Really quite believable
The writing is now on CBS News's website, check it out.
I am curious; it appears that many of you think this is a bad thing but upon initial inspection it appears to be a good thing to me. If title agencies are facing significant losses as a result of their low bid survey regardless of quality policy it will force title agencies and attorneys to raise their survey standards. I personally have no issue with bad surveys being taken to task.
I also would speculate that there are a fair number of surveyors issuing fraudulent surveys. For example last week I was given a old survey of a 20 acre nominal tract of land. His survey showed it as a perfect 20 acres with (MEASURED) ties to a 90 degree 5280 section. We had some great original surveyors here but I have yet to measure a 90 5280 section.
If the low bid surveys are deficient and/or fraudulent and it cost the title agencies big bucks, I think that would change surveying for the better. Imagine competing on quality rather than price!! Maybe we could make some money!
On a side note, I have only done one Alta survey in the last year because my prices our routinely 3-4 times the low bid. I bid one Alta survey a few months ago along with 5 other surveyors, the bids were as follows:
Me: 4,300
firm 2: 4,000
firm 3: 4,460
firm 4: 4,650
firm 5: 695
Firm 5 got it
This would be part of the surveyor's due diligence.
> Brad
Rare is the PTR that provides all info that a surveyor requires. It is much like the assessors maps. Just a bunch of info that provides a focus for fact checking.
I don't focus on limiting my service to the bare minimum to avoid errors and ommissions by others who are not my employees acting in my interest and my clients interest.

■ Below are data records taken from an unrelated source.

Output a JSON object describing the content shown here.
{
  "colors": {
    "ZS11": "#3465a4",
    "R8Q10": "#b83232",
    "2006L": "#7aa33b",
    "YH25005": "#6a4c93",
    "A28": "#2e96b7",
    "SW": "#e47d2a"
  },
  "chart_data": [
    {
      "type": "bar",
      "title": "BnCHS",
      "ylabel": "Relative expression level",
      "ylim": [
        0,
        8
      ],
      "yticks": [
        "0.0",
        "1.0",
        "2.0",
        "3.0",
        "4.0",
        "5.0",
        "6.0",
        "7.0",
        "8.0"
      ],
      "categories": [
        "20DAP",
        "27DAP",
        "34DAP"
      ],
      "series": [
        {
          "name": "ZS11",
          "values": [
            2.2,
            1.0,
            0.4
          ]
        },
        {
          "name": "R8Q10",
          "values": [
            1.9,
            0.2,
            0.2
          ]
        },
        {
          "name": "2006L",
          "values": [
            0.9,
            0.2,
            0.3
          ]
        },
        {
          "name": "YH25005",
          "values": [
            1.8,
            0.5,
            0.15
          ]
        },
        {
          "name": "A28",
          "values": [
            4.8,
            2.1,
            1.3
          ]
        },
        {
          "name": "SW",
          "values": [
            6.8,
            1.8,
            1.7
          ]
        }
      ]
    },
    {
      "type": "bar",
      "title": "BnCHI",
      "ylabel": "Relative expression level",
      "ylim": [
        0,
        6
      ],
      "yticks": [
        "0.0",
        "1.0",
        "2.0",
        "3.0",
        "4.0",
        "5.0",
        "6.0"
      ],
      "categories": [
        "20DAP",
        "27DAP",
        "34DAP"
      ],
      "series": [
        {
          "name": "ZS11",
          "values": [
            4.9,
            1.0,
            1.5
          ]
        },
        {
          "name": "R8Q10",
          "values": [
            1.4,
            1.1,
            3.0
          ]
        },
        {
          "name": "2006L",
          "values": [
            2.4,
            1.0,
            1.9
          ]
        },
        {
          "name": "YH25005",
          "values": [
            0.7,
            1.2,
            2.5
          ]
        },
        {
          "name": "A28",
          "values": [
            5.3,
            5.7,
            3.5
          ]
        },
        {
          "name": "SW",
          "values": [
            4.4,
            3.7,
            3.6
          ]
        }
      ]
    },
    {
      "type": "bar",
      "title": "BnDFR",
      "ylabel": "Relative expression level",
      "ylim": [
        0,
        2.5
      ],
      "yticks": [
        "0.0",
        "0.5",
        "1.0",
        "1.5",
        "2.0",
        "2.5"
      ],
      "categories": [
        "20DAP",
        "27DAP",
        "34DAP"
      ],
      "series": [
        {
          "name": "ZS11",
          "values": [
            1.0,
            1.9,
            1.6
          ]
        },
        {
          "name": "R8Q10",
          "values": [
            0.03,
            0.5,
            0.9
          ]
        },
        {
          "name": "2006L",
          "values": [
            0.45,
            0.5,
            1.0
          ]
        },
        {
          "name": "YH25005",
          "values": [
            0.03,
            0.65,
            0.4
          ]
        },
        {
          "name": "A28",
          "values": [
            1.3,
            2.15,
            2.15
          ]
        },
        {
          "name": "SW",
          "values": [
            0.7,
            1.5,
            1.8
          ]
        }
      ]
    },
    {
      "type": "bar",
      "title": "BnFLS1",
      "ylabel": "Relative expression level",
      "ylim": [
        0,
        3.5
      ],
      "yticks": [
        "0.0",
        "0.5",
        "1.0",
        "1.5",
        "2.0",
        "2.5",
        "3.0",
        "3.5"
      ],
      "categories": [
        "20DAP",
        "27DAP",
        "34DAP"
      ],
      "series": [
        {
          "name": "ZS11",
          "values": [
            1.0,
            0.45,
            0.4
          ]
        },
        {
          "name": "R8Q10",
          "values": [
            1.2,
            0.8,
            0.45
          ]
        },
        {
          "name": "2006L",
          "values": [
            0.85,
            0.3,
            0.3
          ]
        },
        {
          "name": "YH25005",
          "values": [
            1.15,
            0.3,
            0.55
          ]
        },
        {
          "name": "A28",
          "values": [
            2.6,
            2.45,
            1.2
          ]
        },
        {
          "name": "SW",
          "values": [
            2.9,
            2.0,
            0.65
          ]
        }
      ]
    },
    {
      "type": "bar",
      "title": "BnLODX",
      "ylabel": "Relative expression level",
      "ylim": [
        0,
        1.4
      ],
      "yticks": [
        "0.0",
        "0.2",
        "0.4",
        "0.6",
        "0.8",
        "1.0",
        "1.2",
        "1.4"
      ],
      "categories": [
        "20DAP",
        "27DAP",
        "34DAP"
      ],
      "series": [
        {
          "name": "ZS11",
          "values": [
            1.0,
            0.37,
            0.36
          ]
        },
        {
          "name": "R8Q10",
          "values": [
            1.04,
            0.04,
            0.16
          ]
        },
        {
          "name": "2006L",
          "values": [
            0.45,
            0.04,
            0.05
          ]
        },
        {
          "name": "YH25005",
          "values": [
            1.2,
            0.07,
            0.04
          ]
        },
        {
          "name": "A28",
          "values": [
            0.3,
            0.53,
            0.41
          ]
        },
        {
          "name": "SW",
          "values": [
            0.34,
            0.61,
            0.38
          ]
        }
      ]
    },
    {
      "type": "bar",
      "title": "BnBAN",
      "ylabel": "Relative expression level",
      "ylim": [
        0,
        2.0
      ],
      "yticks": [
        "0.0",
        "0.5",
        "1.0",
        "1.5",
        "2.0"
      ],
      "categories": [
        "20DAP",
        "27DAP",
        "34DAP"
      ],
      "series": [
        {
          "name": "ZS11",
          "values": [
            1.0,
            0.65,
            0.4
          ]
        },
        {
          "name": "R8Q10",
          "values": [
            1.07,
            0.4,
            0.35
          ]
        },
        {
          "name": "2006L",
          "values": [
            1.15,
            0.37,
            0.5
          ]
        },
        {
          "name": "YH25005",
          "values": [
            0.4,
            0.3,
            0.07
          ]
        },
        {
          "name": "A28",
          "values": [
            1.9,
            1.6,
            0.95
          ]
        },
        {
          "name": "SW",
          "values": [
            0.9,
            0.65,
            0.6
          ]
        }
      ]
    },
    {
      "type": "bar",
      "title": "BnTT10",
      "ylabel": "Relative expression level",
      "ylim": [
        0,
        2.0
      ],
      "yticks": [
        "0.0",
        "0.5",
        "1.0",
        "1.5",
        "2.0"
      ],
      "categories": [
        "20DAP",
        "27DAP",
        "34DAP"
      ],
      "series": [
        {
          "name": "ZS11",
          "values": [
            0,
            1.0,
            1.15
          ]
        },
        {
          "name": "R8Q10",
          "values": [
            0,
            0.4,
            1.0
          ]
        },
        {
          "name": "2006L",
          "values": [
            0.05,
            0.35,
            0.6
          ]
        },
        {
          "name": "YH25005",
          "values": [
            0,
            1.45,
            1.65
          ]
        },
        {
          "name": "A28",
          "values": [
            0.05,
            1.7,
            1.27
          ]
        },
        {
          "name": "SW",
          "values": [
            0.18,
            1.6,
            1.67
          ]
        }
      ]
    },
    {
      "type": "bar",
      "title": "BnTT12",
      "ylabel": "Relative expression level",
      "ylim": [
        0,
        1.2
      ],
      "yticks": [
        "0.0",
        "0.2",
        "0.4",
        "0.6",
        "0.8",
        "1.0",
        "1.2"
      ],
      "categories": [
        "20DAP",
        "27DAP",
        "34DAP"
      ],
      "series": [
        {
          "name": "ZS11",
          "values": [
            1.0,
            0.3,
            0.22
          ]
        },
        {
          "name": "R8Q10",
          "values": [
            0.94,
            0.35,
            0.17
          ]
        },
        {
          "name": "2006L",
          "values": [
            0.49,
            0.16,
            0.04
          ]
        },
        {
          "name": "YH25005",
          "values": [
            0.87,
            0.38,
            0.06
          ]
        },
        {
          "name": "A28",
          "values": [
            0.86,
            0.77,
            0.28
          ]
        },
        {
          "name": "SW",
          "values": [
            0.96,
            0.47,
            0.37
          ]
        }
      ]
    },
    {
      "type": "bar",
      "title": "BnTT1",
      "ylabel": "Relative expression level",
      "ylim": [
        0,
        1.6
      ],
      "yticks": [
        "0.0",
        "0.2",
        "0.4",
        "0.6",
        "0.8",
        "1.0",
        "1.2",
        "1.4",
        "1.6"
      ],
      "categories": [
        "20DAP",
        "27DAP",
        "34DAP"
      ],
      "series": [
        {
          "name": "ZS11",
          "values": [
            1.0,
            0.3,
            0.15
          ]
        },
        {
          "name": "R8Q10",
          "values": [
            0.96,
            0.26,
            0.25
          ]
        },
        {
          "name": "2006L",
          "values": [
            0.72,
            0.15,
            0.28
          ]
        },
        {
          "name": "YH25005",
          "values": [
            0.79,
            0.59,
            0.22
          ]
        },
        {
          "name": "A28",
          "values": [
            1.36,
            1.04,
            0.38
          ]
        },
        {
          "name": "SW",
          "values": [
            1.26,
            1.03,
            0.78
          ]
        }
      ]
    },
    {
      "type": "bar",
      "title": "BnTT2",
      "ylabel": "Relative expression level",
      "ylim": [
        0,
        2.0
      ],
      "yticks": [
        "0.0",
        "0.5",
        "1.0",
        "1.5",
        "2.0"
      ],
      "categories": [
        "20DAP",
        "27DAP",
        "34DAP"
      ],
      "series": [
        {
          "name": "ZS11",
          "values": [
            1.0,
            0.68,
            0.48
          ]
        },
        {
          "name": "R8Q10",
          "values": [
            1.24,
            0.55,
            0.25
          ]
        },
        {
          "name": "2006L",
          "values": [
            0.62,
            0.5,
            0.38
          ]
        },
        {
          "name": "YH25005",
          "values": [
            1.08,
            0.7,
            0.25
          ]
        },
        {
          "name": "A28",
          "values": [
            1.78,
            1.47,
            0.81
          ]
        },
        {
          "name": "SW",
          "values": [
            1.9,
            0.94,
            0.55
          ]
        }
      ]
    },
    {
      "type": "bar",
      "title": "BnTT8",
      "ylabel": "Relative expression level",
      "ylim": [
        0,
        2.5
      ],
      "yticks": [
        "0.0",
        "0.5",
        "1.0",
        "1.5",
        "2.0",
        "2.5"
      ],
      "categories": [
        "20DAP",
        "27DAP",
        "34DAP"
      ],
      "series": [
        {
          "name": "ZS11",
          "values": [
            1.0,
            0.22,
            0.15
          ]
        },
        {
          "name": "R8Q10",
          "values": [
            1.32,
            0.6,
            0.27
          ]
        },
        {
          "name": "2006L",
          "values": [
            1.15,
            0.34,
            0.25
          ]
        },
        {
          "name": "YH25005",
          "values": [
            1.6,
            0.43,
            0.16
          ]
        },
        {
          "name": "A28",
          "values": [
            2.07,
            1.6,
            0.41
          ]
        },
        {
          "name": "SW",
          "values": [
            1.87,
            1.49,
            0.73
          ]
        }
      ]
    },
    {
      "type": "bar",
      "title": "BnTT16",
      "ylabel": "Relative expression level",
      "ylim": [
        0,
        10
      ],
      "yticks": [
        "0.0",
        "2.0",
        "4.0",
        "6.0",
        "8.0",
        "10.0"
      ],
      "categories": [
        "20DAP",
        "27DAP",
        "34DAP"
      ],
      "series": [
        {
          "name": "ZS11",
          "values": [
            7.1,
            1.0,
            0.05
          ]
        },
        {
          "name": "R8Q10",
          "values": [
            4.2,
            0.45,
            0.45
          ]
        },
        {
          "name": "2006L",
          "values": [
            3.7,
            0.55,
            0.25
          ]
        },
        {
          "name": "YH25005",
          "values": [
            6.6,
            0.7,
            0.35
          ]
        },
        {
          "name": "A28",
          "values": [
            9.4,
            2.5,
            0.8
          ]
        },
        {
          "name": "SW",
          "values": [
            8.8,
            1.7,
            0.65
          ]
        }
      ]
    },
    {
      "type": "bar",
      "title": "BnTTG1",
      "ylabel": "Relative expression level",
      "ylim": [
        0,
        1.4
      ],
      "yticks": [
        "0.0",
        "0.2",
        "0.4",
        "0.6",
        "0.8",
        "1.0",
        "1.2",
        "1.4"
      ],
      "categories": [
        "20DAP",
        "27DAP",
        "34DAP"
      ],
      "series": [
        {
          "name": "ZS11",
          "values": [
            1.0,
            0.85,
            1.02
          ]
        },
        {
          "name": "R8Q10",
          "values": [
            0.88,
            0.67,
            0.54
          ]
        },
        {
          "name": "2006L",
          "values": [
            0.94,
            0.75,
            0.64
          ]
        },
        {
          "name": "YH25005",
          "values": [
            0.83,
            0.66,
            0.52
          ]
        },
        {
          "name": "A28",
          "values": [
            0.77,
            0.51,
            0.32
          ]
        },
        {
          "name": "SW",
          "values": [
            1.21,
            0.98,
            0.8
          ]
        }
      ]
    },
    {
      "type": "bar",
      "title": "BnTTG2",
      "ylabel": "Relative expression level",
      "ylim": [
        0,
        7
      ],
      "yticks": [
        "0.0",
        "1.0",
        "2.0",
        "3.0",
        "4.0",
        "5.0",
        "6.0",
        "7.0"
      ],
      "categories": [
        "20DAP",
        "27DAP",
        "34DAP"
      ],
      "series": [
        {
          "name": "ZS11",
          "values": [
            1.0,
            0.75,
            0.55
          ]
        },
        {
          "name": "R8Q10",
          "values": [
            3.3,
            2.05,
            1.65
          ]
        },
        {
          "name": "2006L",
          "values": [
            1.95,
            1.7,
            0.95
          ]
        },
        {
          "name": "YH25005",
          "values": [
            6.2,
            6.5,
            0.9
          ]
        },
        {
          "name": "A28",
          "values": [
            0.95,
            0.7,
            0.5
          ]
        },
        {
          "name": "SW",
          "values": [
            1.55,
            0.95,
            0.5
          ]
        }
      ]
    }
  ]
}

For any boundary survey, ALTA being on one type, I do all that is necessary. Every once in a while you run into one that is abscent any anomalies. Every once in a while you get one that requires 30 title docs back to patent, and even throw in a few RR R/W with an irrigation canal thrown into the mix.
I do as much as necessary in each unique case to protect ME FIRST. That typically serves to protect EVERYONE ELSE involved with the project.
More than half the time when I have a PTR, they follow up with my list of their errors and ommissions and update the report. About half of them do aid with obtaining additional docs if you define them. They never provide a copy of the many docs they reference in the report. You must ask for them. Some will reply, that's not our job, go see the county recorder.